Türkiye Cumhuriyeti, 101 yıllık tarihinde birçok badireyi vatandaşlarını zora sokmadan atlatabilmiş güçlü bir devlettir. Ancak günümüzde, emperyalist güçlerin çıkarları ve Cumhuriyet'e karşı çıkan çevrelerin etkisiyle ülkemiz derin bir ekonomik krize sürüklenmiştir. Geçmişte doğal afetler ve ekonomik sarsıntılarla karşılaşmışken, bu kriz çok daha derin ve farklıdır.
Son çeyrek asırda Türkiye, Cumhuriyet'in temel felsefesinden uzaklaşmıştır. Cumhuriyet’in simgesi olan cadde, sokak ve meydan isimleri değiştirilmiş, milli bayram kutlamaları yasaklanmıştır. Atatürk heykelleri ve büstleri, yolların genişletilmesi ya da park düzenlemeleri bahanesiyle kaldırılmış, yerine anlamı olmayan semboller yerleştirilmiştir.
Yatırım planlamalarında artık rasyonel bir yaklaşım yerine siyasi ve ideolojik tercihler ön plana çıkmaktadır. Eskiden Devlet Planlama Teşkilatı’ndan alınan raporlarla yapılan yatırımlar, bugün çoğunlukla belirli kişilere verilen ihalelerle şekillenmektedir. Yanlış yatırımlar ve taahhütler, halkı yoksulluğa sürüklemektedir.

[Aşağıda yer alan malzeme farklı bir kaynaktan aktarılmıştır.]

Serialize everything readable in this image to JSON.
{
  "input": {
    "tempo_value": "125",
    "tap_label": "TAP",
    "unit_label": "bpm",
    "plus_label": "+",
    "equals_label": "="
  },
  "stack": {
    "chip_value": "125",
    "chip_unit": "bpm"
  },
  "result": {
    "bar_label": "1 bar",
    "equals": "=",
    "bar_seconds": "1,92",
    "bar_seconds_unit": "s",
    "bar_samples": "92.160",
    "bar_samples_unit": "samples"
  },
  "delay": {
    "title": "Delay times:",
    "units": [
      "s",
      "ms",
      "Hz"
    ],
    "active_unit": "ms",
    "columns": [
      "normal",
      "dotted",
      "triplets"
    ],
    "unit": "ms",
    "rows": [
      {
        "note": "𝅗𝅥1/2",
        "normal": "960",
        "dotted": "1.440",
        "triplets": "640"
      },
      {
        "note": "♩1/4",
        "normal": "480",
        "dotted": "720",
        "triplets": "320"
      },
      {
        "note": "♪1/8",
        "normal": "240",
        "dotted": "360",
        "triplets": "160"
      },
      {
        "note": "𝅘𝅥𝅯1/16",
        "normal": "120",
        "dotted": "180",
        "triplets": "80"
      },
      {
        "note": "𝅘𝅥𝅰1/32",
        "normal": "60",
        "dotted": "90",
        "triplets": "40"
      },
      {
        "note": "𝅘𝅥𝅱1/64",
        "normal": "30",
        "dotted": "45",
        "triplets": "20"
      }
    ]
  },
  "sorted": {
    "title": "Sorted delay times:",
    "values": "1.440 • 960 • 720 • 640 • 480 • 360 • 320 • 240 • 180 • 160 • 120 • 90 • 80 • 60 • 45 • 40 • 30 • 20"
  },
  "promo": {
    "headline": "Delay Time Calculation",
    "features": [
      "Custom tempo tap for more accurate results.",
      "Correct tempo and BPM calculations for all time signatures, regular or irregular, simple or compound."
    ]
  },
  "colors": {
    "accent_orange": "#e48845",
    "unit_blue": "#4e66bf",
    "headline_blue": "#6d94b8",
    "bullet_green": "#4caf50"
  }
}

Cumhuriyet dönemi sanayi tesisleri, devlet çiftlikleri ve fabrikalar düşük fiyatlarla satılmıştır. Üretim ekonomisi çökerken, tarım ve sanayi büyük darbe almıştır. Bugün halk, fakirlik ve açlıkla karşı karşıyadır. Çıkış yolu ise belirsizdir. Her geçen gün gelirler düşerken, giderler hanesinde faturalar artmaktadır.
Geçmişte ülkemizi kalkındıran sanayi tesislerinin satılması, ithalata bağımlılığın artması ve tarımda üretimin düşmesi, ekonomik çöküşün başlıca nedenleridir. Kamu yararını gözeten yatırımların yerini sadece küçük bir zümrenin çıkarlarını koruyan politikalar almıştır.
Bugün bu durumdan çıkmak için, öncelikle gerçekçi bir ekonomik kalkınma planı yapılmalı ve kamu yatırımları yeniden stratejik bir şekilde planlanmalıdır. Üretim ekonomisine dönüş yapmak, yerli üretimi teşvik etmek ve çiftçiyi desteklemek bir zorunluluk haline gelmiştir. Aynı zamanda, demokratik değerler ve hukukun üstünlüğü yeniden sağlanmalıdır.
Cumhuriyet, birçok zorluktan geçmiş ve bu zorlukların üstesinden halkın azmi ve Cumhuriyet’in temel değerleriyle gelmiştir. Bugün de bu kararlılık ve inançla krizden çıkmak mümkündür. Ancak bunun için Atatürk'ün "Yurtta barış, dünyada barış" ilkesini ve akılcı yaklaşımını rehber edinmemiz gerekmektedir. Devlet Planlama Teşkilatı'nın yeniden kurulması, bir zorunluluk olarak karşımızda durmaktadır.
Unutulmamalıdır ki, fırtınalı denizlerde gemiyi batmaktan kurtarmanın yolu, rotayı doğru belirlemek ve pusulayı kaybetmemekten geçer. Cumhuriyet değerleri ve halkımızın iradesiyle bu zorlukları aşabileceğimize olan inancımız tamdır.